Khadaji clambered up the ladder and cleared the edge of the roof. He pulled the ladder up behind him and pressed himself flat. The angle was slight, just enough so water would run off easily, but even so, the wet surface was slippery. It would not do to fall five meters to the ground, he thought.

He pulled a small tremor knife from his belt and cut a circle the size of his hand through the hardfoam. He slipped the spookeyes he wore on his forehead down and clicked them on. The inside of the warehouse lit up in ghostly green. He saw a collection of trash boxes a few meters away. Good. He slapped a patch over the hole he’d cut and moved along the roof. He slipped once, but caught himself before sliding far. About where he saw the trash, Khadaji cut another hand-sized hole. Ah, yes, he was right over it. He took an electronic confounder from his pack. There was a thin line attached to the device. Khadaji used the line to lower the confounder until it was hidden among the trash boxes below. He cut the line. Then he patched the second hole and pulled a remote transmitter from his pack. “Sorry to disturb your sleep, troops.” He thumbed a control on the unit. Intruder alarms began screaming.

The building vibrated under him as the doors were opened and the guards ran in. Light would be flaring inside, he knew, and the watch officer would be getting a com call from the guards. Something had set off the proximity alarms in warehouse seven, something bigger than a rat and on the floor.

The search took about thirty minutes.
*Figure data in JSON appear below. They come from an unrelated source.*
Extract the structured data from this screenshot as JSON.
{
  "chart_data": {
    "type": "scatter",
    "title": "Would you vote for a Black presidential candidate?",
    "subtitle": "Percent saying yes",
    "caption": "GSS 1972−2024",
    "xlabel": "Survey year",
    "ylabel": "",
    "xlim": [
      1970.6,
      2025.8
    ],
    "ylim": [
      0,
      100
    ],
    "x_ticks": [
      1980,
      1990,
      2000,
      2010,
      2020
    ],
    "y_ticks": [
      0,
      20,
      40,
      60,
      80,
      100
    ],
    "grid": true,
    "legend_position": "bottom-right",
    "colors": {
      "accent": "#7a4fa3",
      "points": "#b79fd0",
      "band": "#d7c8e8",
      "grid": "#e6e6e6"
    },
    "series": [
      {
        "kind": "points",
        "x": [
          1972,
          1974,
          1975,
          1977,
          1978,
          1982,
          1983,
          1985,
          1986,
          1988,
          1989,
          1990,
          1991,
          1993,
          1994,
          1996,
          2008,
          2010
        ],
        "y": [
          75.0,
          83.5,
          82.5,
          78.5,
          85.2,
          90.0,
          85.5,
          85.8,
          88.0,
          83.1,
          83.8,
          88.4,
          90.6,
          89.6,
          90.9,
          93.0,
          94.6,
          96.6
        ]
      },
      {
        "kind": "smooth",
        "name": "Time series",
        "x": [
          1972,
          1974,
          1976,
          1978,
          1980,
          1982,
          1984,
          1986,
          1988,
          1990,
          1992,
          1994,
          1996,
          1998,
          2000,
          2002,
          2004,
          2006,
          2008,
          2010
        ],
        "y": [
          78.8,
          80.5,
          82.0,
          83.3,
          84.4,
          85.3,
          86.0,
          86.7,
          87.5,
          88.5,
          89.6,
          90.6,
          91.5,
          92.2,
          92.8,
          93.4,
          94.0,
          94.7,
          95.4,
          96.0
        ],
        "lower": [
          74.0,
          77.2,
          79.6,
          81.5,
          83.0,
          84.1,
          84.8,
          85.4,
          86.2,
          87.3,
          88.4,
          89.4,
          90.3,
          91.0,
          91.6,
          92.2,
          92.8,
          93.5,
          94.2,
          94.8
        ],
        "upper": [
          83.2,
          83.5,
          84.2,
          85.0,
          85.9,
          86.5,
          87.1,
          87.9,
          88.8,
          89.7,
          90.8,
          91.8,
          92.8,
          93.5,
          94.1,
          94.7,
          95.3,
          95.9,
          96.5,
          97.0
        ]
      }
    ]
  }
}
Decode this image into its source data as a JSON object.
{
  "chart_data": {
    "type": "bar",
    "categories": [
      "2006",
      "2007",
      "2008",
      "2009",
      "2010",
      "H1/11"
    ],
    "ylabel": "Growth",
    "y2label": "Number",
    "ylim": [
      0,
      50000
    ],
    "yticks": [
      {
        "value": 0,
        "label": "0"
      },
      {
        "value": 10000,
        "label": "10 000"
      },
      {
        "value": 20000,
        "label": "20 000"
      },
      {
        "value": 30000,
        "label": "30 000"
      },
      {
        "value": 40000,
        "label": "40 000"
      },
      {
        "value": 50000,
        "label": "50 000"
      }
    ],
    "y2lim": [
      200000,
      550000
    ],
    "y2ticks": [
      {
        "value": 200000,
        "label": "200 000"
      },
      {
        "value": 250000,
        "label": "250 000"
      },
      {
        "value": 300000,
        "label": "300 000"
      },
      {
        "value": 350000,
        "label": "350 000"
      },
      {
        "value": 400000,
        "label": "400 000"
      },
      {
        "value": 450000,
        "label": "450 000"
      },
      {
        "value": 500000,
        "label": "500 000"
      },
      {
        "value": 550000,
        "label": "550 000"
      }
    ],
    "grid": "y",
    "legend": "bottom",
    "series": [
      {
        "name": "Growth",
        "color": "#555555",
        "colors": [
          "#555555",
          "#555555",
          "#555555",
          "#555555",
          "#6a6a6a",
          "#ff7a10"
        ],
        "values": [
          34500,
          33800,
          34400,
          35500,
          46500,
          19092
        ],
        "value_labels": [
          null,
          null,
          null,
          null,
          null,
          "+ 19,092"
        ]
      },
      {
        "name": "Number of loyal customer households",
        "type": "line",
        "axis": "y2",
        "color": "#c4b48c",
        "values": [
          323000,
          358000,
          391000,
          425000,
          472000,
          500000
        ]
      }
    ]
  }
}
Since the troopers were looking for an intruder and not an electronic box hidden in the trash, they didn’t find either. He could hear them through the thin patch as they searched.

“—bad circuit is all, you think, Hal—?”

“—could get in here, the doors are all sealed—”

“—least get out of the fucking rain for a while—”

“—empty as my credit tab—”

Khadaji switched the transmitter off—it was a line-of-sight maser and so would be almost impossible for a sweeper to pick up, unless he was directly over it—and the alarms died.

He waited another fifteen minutes and then switched on the confounder. The alarms blared into noisy life again.

The search was repeated. Khadaji killed his transmitter and the confounder.

Ten minutes later, he turned them back on once more.

This time, he heard the trooper in charge of the guards yelling into his com. “Shut it down! There isn’t anybody here, we have fucking looked three fucking times! Maybe the fucking rain has shorted some fucking circuit out somefuckingwhere. I don’t care. Get a tech over here. What? That’s not my fault, you spread them out that way. How long? An hour? Fine. Nobody is gonna walk off with the fucking place. We’ll be outside like good little soldiers, protecting the fuck out of all this valuable stow. Yeah, yeah, right. Discom.” Then, a moment later, “Fucking asshole!”

When Khadaji tried the confounder the fourth time, no alarm answered. He grinned. Good thing, he was getting cold, despite the orthoskins. He pulled the tremor knife from his belt.